Çarşamba, Mart 28, 2007

şizofRen mavisi


oysa ki daha bir kaç saat önce kendi kendimi yiyordum yine. "ne gerek var şimdi anlattın onunla ilgili anılarını" , " 'ben biliyorum bu hikâyenin sonunu' demeseydin n'olurdu sanki merak edeceğini biliyordun, tutuverseydin dilini" diye kızım kızım kızıyordum kendime. çok değil 3-4 saat önce hem de. sonra bambaşka bir sebeple açtığım word belgesine dökülen kelimeler, bittiğinde ki büyük rahatlık, arınmışlık ve beğeni "bunu bir başkasından okusaydım çok kıskanırdım aferin bana" kahvesi.

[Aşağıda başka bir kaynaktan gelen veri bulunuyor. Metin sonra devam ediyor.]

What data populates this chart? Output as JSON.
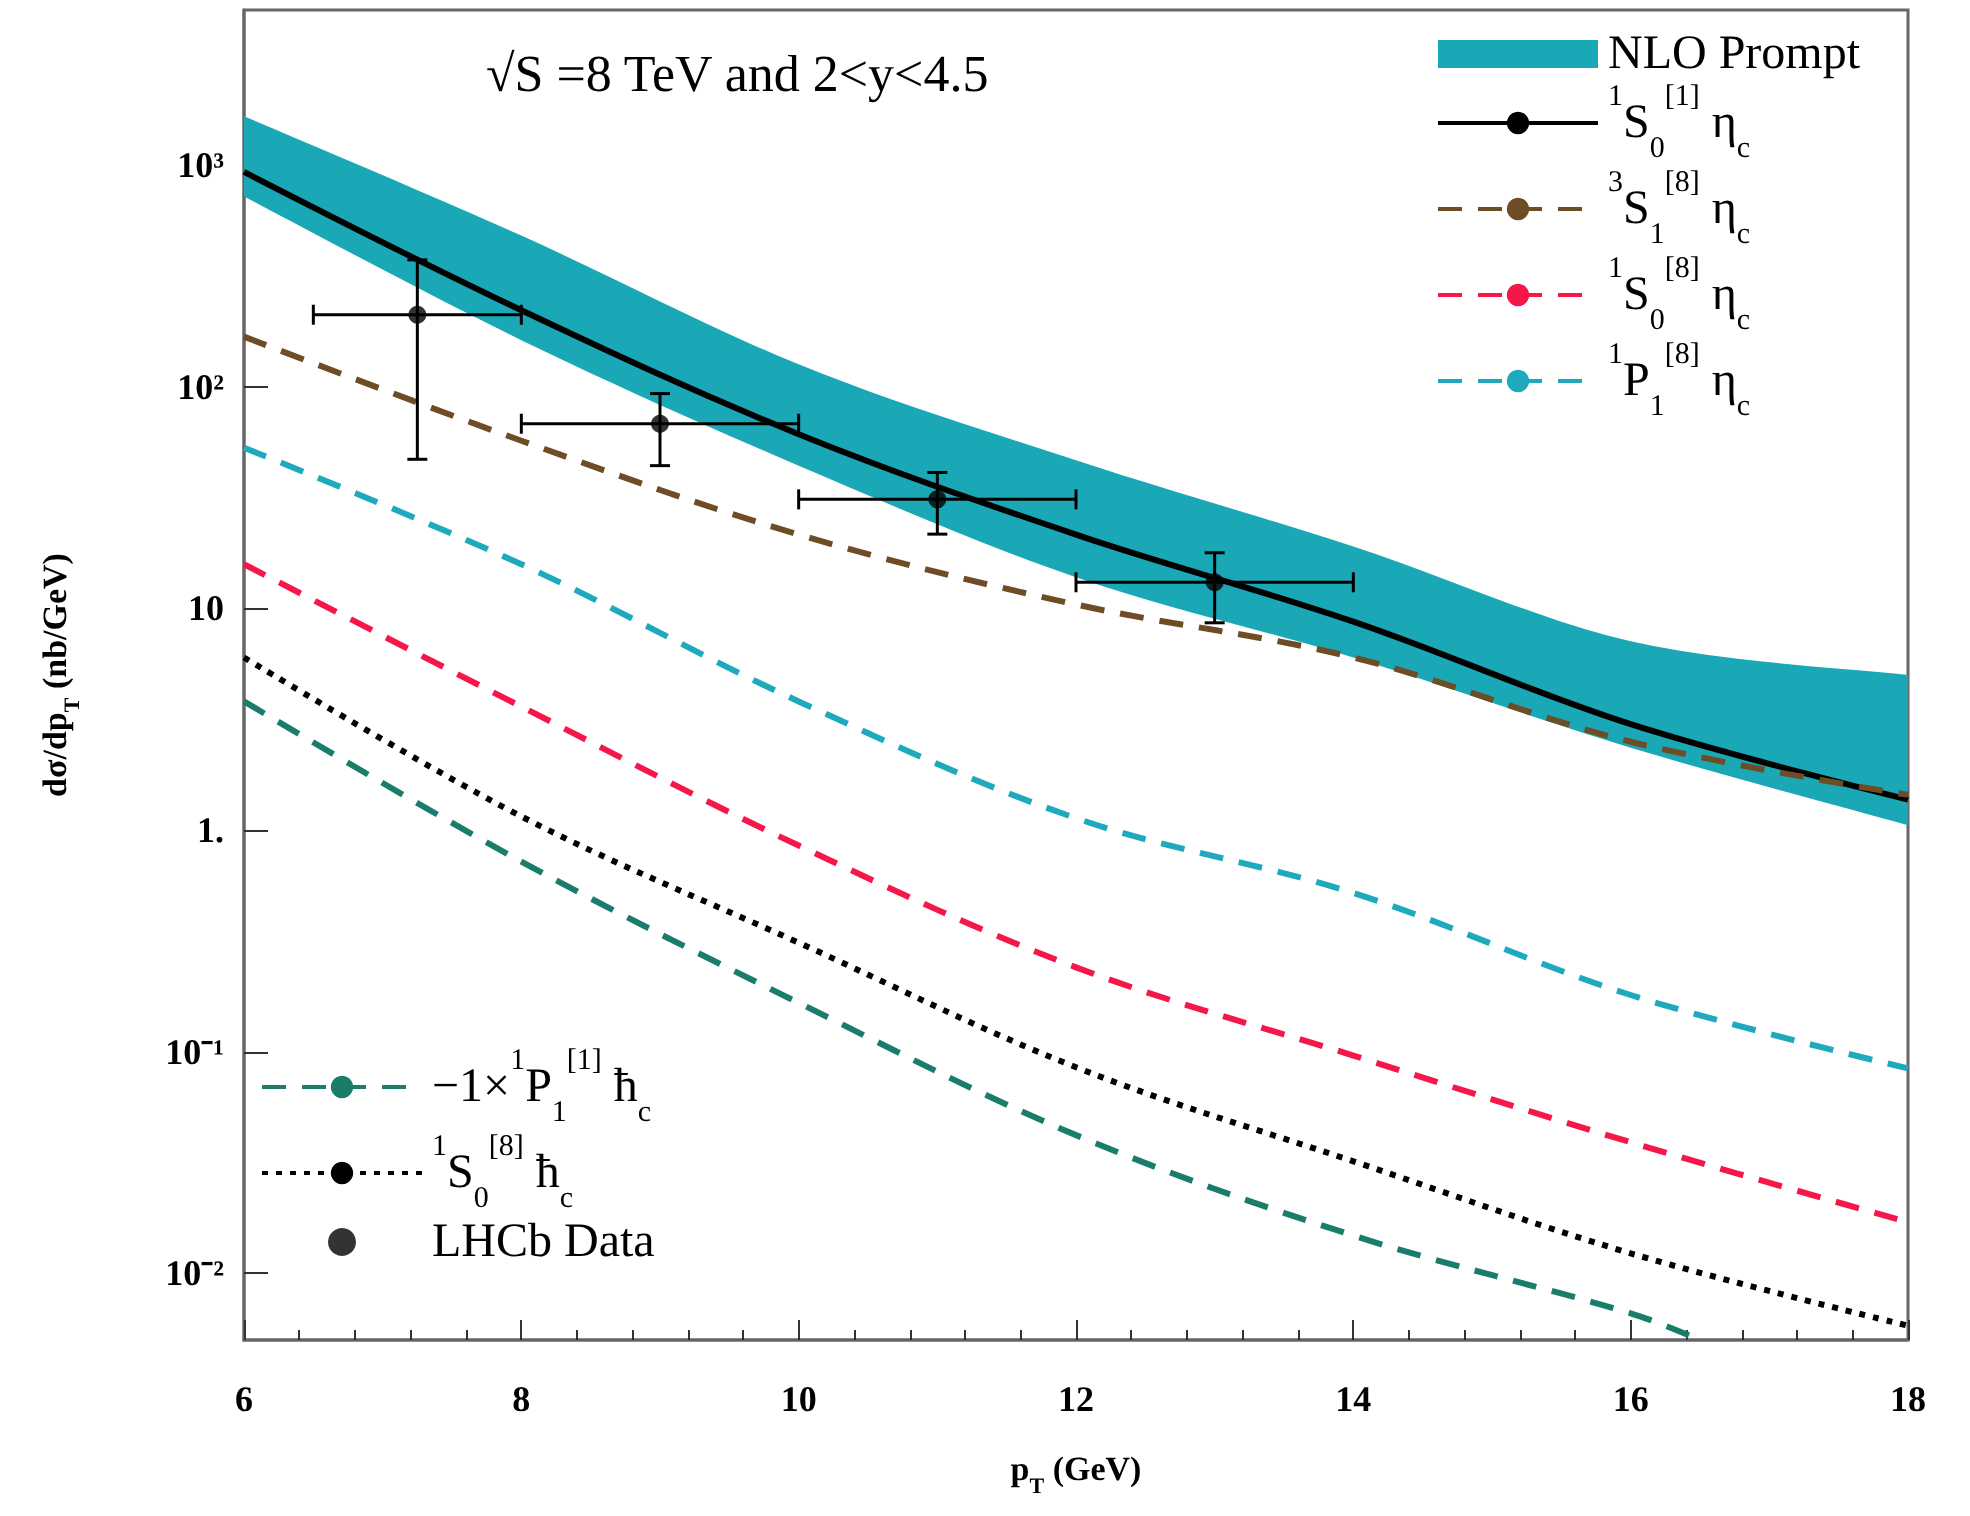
{
  "chart_data": {
    "type": "line",
    "xlabel": "p$_{T}$ (GeV)",
    "ylabel": "dσ/dp$_{T}$ (nb/GeV)",
    "annotations": [
      "√S =8 TeV and 2<y<4.5"
    ],
    "xlim": [
      6,
      18
    ],
    "xticks": [
      6,
      8,
      10,
      12,
      14,
      16,
      18
    ],
    "ylim": [
      0.005,
      5000
    ],
    "yticks": [
      {
        "value": 0.01,
        "label": "10⁻²"
      },
      {
        "value": 0.1,
        "label": "10⁻¹"
      },
      {
        "value": 1,
        "label": "1."
      },
      10,
      {
        "value": 100,
        "label": "10²"
      },
      {
        "value": 1000,
        "label": "10³"
      }
    ],
    "log": "y",
    "grid": false,
    "legend": "top right",
    "series": [
      {
        "name": "NLO Prompt",
        "type": "area",
        "color": "#1aa8b6",
        "x": [
          6,
          8,
          10,
          12,
          14,
          16,
          18
        ],
        "values": [
          null,
          null,
          null,
          null,
          null,
          null,
          null
        ],
        "lower": [
          720,
          162,
          44,
          13.8,
          6.0,
          2.35,
          1.05
        ],
        "upper": [
          1660,
          480,
          126,
          46.5,
          19,
          7.1,
          5.0
        ]
      },
      {
        "name": "$^{1}$S$_{0}$$^{[1]}$ η$_{c}$",
        "color": "#000000",
        "line_style": "solid",
        "marker": "none",
        "x": [
          6,
          8,
          10,
          12,
          14,
          16,
          18
        ],
        "values": [
          930,
          221,
          61,
          21.5,
          8.7,
          3.0,
          1.37
        ]
      },
      {
        "name": "$^{3}$S$_{1}$$^{[8]}$ η$_{c}$",
        "color": "#6e4d26",
        "line_style": "dashed",
        "marker": "none",
        "x": [
          6,
          8,
          10,
          12,
          14,
          16,
          18
        ],
        "values": [
          168,
          57,
          21.5,
          10.4,
          6.0,
          2.5,
          1.44
        ]
      },
      {
        "name": "$^{1}$S$_{0}$$^{[8]}$ η$_{c}$",
        "color": "#f5174a",
        "line_style": "dashed",
        "marker": "none",
        "x": [
          6,
          8,
          10,
          12,
          14,
          16,
          18
        ],
        "values": [
          15.8,
          3.6,
          0.85,
          0.24,
          0.096,
          0.039,
          0.017
        ]
      },
      {
        "name": "$^{1}$P$_{1}$$^{[8]}$ η$_{c}$",
        "color": "#1ea9bc",
        "line_style": "dashed",
        "marker": "none",
        "x": [
          6,
          8,
          10,
          12,
          14,
          16,
          18
        ],
        "values": [
          53,
          15.8,
          3.8,
          1.13,
          0.52,
          0.18,
          0.084
        ]
      },
      {
        "name": "−1×$^{1}$P$_{1}$$^{[1]}$ ħ$_{c}$",
        "color": "#1a7d6c",
        "line_style": "dashed",
        "marker": "none",
        "x": [
          6,
          8,
          10,
          12,
          14,
          16,
          16.5
        ],
        "values": [
          3.8,
          0.72,
          0.166,
          0.042,
          0.0148,
          0.0066,
          0.005
        ]
      },
      {
        "name": "$^{1}$S$_{0}$$^{[8]}$ ħ$_{c}$",
        "color": "#000000",
        "line_style": "dotted",
        "marker": "none",
        "x": [
          6,
          8,
          10,
          12,
          14,
          16,
          18
        ],
        "values": [
          6.0,
          1.15,
          0.31,
          0.085,
          0.032,
          0.0123,
          0.0058
        ]
      },
      {
        "name": "LHCb Data",
        "type": "scatter",
        "color": "#000000",
        "marker": "circle",
        "x": [
          7.25,
          9,
          11,
          13
        ],
        "values": [
          211,
          68,
          31,
          13.1
        ],
        "errors": [
          [
            47,
            373
          ],
          [
            44,
            93
          ],
          [
            21.6,
            41
          ],
          [
            8.6,
            17.8
          ]
        ],
        "xerrors": [
          [
            6.5,
            8
          ],
          [
            8,
            10
          ],
          [
            10,
            12
          ],
          [
            12,
            14
          ]
        ]
      }
    ]
  }
}
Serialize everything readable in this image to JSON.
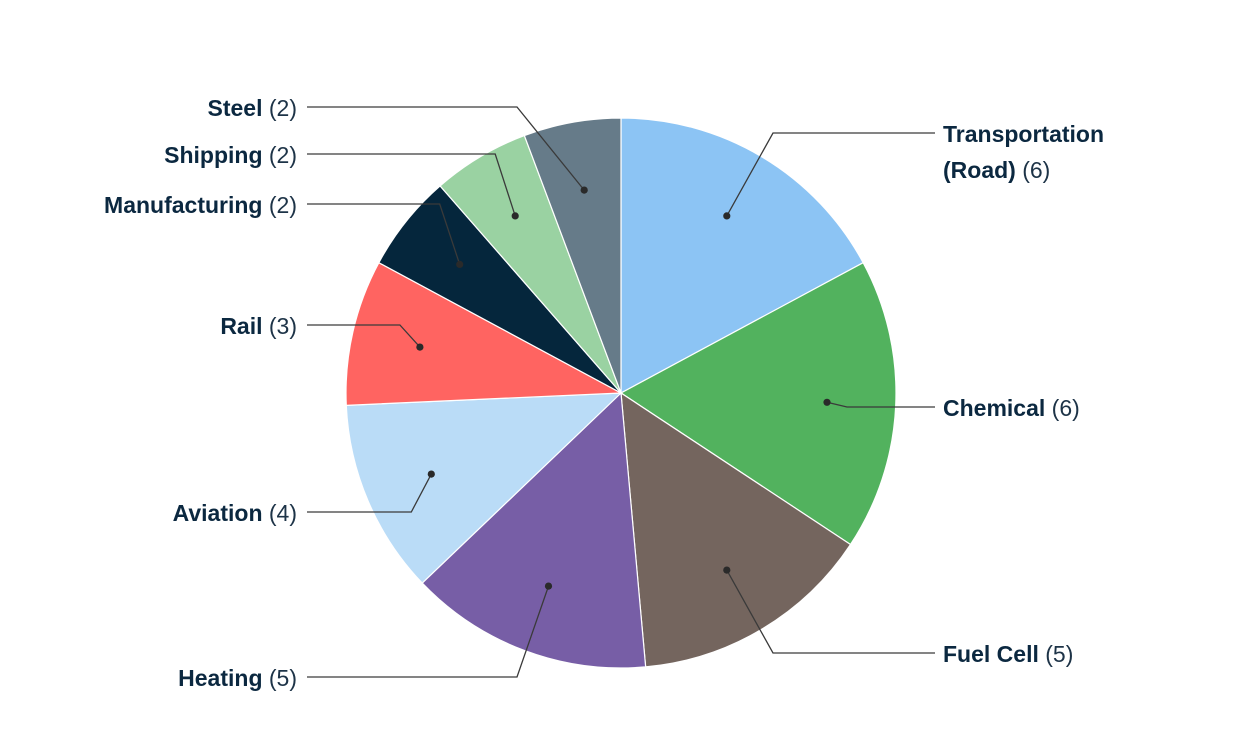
{
  "chart_data": {
    "type": "pie",
    "title": "",
    "legend": "none",
    "slices": [
      {
        "label": "Transportation (Road)",
        "value": 6,
        "color": "#8cc4f4",
        "side": "right",
        "lines": [
          "Transportation",
          "(Road)"
        ]
      },
      {
        "label": "Chemical",
        "value": 6,
        "color": "#52b25e",
        "side": "right"
      },
      {
        "label": "Fuel Cell",
        "value": 5,
        "color": "#74655e",
        "side": "right"
      },
      {
        "label": "Heating",
        "value": 5,
        "color": "#775ea6",
        "side": "left"
      },
      {
        "label": "Aviation",
        "value": 4,
        "color": "#badcf7",
        "side": "left"
      },
      {
        "label": "Rail",
        "value": 3,
        "color": "#ff6461",
        "side": "left"
      },
      {
        "label": "Manufacturing",
        "value": 2,
        "color": "#05263c",
        "side": "left"
      },
      {
        "label": "Shipping",
        "value": 2,
        "color": "#9ad2a2",
        "side": "left"
      },
      {
        "label": "Steel",
        "value": 2,
        "color": "#667b89",
        "side": "left"
      }
    ]
  }
}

tam o anda açık olduğunu bile unuttuğum msnden gelen uyarı:
“... şimdi oturum açtı”


-sabahın 3ünde. bu saatte ne işi var burada.
-Çin’de mi acaba?
-evet kesin Çin’de, kaç gündür normal bi'saatte açmıyor zaten, şimdi burada sabahın 3ünde...
-kişisel iletimi değiştirsem mi acaba?
-ne gerek var çocuk gibi.
-yok yok sileceğim
-iyi sil, başka bi'şey yazma o zaman
-günaydın! yazayım sadece
-yazma bi'şey dedik işte gitme burnunun dikine
-günaydın!

amaaaaaan neyse ne; bu saatte uyanık insan nerede vardır, sözlükte! hemmen açalım, sol frame'de bir entry eski sevgilinin durduk yere araması (ve o entry'nin ardından sabaha kadar olanlar :)) "tam da bu geceye uygun söyleyecek 2 kelam lafım var aslında, keşke ben de..." aman neyse bir sözlük yazarlığım kusur, o da kalıversin. Ben en iyisi yazayım biraz daha, biraz daha, biraz daha...derken annemin çalar saati. vay be insanların işe gitme vakti gelmiş, ben de yatayım bari. tıkır tıkır açılıp kapanan, sonra tekrar açılan tekrar kapanan banyo kapısı, mutfak kapısı, musluk sesi, ocağın çakmağı, yeniden musluk sesi, açılıp kapanan dolap kapağı, çekmece, çatal bıçak sesi, bir anda harıl harıl çalışmayan başlayan bilgisayar belleği, yanıp sönen modem ışığı, "allah allah bi'tek e-mule açık değil miydi niye coştu bu alet şimdi" merakı, ayak sesleri yatak odasına doğru, sonra yeniden mutfağa doğru,

, ........ ,

bu kez kapanan kapı hangi odanın bilmiyorum, içim geçmiş, "hadi iyi günler canım" annemin sesi, kapanan dış kapı. babam çıktı, annem namazını kılar şimdi, banyo kapısı sesi bekliyorum ama kapanan yatak odası kapısı, kılmış herhalde. ezanı da duymadım oysa. ısrarla yanıp sönen modem ışıkları, "bu eşek ne yüklüyor böyle yahu", gözüm karanlığa alışmış bile ekrana bakamıyorum önce, ışıklar yanılttı gözümü sanıyorum ama değil aşağıda yanan turuncu ışık, konuşma penceresi açmış, herhalde hala uyuyorum, bakalım ne yazmış, sakinim, kıpır kıpır hoplamıyor yüreğim eskisi gibi,

-günaydın. Sabahın bu saatinde ne yapıyorsun? uyku mu tutmadı?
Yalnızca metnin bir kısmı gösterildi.